What Vitalik Buterin’s AI Privacy Warning Means for Crypto Users

TLDR

• Vitalik Buterin says cloud-based AI tools expose user data and raise serious security risks
• Research shows around 15% of AI agent “skills” contain malicious instructions
• Some AI agents can modify system settings or send data to external servers without user knowledge
• Buterin built a local AI setup using on-device inference, sandboxing, and human approval for actions
• The AI agents market is projected to grow from $8 billion in 2025 to over $48 billion by 2030

Vitalik Buterin, co-founder of Ethereum, published a blog post warning that modern AI tools create serious privacy and security risks. He argued that cloud-based systems should be replaced with local, on-device alternatives.

⚡️NEW: @VitalikButerin outlines a privacy-first vision for AI, pushing for fully local, self-sovereign LLM setups to reduce data leaks and external control.

He warns current AI ecosystems are “cavalier” on security, highlighting risks like data exfiltration, jailbreaks, and… pic.twitter.com/Q9BjHSISrL

— The Crypto Times (@CryptoTimes_io) April 2, 2026

Buterin said AI has moved beyond simple chat tools. Newer systems now act as autonomous agents that can complete long tasks using hundreds of tools. He said this shift increases the risk of data exposure and unauthorized actions.

He wrote that he has already stopped using cloud-based AI. He described his setup as “self-sovereign, local, private, and secure.”

“I come from a position of deep fear of feeding our entire personal lives to cloud AI,” he wrote.

He cited research showing that about 15% of AI agent skills contain malicious instructions. Some tools were also found to send data to external servers without the user knowing.

Buterin warned that certain AI models may contain hidden backdoors. These could activate under specific conditions and act in the developer’s interest rather than the user’s.

He also noted that many models described as open-source are only “open-weights.” Their full internal structure is not visible, which leaves room for unknown risks.

Buterin’s Local AI Setup

To address these concerns, Buterin built a system around on-device inference, local storage, and process sandboxing. His setup runs on NixOS, with llama-server handling local inference and bubblewrap used to isolate processes.

He tested several hardware configurations using the Qwen3.5 35B model. A laptop with an NVIDIA 5090 GPU delivered around 90 tokens per second. An AMD Ryzen AI Max Pro system reached about 51 tokens per second. DGX Spark hardware hit around 60 tokens per second.

He said performance below 50 tokens per second felt too slow for regular use. Based on his tests, he preferred high-performance laptops over specialized hardware.

For those who cannot afford such setups, he suggested groups of friends pool resources to buy a shared computer and GPU and connect to it remotely.

Human Approval as a Safety Layer

Buterin uses a “2-of-2” confirmation model for sensitive actions. Tasks like sending messages or transactions require both AI output and human approval.

He said combining human and AI decisions is safer than relying on either alone. When using remote models, his requests are first filtered through a local model to remove sensitive information before anything is sent out.

He compared AI systems to smart contracts, saying they can be useful but should not be fully trusted.

AI Agents and Market Growth

The use of AI agents is growing.

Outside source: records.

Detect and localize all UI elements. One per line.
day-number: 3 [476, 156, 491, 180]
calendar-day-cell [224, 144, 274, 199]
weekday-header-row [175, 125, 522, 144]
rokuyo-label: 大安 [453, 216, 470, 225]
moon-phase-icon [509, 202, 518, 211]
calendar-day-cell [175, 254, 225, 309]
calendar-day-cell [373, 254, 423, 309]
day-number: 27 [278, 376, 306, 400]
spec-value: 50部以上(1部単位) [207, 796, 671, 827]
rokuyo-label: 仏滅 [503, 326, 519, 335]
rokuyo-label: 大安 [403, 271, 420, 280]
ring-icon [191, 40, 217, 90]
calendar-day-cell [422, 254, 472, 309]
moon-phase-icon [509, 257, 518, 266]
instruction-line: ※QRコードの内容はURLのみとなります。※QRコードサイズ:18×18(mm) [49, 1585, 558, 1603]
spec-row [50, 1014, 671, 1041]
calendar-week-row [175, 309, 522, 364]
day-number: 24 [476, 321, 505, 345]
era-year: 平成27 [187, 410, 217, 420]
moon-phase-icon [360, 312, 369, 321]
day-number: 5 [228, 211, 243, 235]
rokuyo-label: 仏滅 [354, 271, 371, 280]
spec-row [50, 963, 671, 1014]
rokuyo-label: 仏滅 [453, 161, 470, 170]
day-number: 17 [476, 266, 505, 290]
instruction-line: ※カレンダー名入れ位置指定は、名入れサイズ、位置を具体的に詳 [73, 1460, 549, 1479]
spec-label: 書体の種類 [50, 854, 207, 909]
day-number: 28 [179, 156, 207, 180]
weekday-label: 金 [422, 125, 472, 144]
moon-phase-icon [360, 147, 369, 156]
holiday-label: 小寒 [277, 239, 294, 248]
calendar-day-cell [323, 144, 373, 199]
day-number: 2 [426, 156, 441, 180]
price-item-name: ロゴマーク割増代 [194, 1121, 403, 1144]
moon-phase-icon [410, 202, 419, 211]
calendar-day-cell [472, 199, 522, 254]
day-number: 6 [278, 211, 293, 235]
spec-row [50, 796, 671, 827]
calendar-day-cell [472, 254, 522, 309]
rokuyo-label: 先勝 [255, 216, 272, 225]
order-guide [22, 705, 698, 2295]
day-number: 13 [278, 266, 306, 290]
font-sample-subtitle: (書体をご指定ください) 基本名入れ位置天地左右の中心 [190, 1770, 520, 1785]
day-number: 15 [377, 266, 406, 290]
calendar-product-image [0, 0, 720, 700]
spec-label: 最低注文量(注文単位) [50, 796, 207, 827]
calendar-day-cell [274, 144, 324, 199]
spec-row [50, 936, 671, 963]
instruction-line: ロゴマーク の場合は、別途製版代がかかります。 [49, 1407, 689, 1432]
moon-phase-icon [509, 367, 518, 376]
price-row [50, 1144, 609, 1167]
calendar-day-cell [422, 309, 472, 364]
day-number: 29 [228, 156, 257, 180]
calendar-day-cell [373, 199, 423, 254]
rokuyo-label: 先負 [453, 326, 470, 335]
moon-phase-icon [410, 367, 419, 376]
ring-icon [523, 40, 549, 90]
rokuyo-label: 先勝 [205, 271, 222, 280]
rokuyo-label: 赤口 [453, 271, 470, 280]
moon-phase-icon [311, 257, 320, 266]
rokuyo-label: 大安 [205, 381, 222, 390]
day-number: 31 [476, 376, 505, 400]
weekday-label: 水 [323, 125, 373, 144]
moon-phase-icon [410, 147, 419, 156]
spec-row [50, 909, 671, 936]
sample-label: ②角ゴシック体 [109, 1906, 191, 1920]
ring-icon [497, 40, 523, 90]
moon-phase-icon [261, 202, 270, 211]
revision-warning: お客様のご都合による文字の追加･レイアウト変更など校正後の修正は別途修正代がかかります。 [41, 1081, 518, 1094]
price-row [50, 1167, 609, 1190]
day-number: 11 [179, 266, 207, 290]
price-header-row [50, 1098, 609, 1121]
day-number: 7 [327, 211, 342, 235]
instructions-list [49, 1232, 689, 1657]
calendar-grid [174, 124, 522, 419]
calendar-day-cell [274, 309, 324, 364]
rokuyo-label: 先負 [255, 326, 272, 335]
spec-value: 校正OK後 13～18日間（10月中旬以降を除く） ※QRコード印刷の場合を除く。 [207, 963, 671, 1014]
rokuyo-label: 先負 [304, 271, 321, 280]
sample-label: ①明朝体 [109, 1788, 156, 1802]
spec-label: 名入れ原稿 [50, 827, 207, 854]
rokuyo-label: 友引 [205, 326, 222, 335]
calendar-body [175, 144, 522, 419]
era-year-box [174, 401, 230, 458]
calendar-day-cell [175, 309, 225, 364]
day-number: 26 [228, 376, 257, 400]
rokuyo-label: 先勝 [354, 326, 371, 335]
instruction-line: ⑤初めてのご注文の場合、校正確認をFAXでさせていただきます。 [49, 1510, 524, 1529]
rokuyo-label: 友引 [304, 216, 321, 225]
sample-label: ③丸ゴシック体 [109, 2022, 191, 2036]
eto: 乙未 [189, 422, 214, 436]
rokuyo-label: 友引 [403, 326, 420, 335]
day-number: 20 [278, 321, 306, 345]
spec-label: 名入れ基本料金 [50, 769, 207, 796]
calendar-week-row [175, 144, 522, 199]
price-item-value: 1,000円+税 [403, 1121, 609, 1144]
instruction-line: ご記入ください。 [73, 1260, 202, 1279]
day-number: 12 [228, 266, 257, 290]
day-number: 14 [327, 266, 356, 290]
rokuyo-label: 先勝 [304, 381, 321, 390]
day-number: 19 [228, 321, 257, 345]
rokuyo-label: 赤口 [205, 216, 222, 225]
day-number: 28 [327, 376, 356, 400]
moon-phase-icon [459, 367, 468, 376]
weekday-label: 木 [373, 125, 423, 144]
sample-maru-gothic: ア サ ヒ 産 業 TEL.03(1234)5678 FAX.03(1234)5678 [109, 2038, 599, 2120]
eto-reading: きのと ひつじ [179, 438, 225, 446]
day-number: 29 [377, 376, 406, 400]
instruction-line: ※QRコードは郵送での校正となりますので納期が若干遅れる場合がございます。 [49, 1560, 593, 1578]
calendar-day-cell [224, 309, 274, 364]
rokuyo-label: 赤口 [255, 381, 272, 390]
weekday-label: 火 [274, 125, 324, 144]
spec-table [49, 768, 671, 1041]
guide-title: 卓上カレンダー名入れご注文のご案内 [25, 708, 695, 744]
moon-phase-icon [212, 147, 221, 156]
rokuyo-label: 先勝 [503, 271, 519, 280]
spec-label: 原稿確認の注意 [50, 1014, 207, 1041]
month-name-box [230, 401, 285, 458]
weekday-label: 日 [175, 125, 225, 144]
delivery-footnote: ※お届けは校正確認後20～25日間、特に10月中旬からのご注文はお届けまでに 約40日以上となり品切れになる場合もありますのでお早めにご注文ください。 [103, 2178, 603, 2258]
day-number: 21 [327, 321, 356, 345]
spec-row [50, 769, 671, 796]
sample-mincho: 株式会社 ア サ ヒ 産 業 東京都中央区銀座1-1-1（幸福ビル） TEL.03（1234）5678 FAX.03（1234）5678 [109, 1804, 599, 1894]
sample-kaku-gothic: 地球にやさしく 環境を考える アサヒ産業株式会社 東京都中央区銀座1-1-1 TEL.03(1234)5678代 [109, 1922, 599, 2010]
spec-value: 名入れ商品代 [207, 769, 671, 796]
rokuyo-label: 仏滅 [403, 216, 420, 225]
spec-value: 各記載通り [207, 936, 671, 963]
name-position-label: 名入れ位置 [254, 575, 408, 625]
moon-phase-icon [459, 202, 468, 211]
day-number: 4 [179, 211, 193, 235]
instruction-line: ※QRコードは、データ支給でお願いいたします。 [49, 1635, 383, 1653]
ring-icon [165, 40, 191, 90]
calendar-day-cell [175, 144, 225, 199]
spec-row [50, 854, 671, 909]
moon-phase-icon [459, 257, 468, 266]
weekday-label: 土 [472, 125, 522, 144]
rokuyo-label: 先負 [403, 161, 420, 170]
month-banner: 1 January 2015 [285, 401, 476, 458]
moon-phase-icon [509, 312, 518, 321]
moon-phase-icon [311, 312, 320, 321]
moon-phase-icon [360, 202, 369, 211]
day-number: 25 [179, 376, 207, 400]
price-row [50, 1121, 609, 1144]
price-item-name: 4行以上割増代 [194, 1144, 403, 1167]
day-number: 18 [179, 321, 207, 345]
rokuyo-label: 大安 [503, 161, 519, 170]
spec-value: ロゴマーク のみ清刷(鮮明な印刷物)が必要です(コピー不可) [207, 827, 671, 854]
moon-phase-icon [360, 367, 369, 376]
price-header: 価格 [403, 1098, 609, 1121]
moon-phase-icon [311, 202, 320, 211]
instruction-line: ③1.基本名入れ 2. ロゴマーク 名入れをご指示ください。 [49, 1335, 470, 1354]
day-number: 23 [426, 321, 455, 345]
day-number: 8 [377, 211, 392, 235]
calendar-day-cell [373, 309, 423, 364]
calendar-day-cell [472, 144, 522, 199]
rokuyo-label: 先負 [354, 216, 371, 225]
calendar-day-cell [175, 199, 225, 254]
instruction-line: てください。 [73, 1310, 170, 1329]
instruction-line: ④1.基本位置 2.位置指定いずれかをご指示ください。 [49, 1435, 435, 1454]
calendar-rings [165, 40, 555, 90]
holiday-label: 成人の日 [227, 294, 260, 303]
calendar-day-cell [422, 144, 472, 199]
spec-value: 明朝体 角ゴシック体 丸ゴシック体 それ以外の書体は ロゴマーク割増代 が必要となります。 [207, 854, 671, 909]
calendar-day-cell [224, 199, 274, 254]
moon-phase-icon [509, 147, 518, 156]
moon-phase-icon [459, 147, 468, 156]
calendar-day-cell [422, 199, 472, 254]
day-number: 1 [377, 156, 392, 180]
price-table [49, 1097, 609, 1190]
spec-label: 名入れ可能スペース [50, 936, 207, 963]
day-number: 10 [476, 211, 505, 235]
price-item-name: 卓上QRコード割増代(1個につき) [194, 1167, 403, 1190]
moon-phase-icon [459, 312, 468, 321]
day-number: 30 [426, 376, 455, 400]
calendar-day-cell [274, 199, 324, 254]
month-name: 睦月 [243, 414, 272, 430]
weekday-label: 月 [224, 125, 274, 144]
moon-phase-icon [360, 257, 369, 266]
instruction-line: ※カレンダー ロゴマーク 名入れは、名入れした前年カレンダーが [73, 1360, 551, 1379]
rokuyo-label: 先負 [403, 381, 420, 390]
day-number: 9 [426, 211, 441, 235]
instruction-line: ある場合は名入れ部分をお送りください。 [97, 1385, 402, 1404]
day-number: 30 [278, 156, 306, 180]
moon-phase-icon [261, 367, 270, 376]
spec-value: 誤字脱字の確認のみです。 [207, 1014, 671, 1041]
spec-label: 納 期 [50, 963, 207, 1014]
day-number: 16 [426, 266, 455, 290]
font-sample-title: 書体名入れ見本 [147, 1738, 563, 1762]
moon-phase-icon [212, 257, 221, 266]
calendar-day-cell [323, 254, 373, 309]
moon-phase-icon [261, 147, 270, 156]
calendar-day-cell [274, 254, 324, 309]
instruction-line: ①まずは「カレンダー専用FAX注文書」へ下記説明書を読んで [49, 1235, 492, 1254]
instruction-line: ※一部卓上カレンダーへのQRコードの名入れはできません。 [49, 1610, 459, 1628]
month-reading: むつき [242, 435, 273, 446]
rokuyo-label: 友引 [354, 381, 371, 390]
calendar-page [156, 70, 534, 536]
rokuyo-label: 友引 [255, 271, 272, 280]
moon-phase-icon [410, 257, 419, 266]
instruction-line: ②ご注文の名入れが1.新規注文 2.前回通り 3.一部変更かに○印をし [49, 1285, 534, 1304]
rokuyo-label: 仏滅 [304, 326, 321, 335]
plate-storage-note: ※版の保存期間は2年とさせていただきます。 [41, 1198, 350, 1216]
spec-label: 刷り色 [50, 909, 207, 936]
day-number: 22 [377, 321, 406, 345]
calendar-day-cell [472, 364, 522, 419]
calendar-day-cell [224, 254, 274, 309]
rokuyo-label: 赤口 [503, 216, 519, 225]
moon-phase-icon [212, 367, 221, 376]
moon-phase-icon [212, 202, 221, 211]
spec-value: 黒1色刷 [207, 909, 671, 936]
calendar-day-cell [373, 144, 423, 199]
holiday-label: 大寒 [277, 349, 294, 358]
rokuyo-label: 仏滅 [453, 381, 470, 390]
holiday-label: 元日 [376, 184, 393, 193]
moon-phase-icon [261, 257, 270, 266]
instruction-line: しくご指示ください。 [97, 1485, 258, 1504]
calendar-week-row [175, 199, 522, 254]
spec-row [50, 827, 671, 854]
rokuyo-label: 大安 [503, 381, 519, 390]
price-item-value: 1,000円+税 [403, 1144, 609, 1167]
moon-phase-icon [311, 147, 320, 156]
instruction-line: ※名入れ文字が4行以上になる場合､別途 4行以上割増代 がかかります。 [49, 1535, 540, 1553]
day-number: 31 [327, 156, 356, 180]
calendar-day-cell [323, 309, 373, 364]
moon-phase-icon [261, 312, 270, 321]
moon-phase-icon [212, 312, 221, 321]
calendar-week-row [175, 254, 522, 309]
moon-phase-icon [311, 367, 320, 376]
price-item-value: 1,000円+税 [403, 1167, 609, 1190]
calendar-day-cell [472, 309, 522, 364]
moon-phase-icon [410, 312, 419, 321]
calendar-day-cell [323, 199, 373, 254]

Projects like OpenClaw are expanding autonomous agent capabilities. These systems can operate independently and complete tasks using multiple tools.

Industry estimates put the AI agents market at around $8 billion in 2025. That figure is projected to reach over $48 billion by 2030, representing annual growth of more than 43%.

Some agents can modify system settings or alter prompts without user approval, which increases the risk of unauthorized access.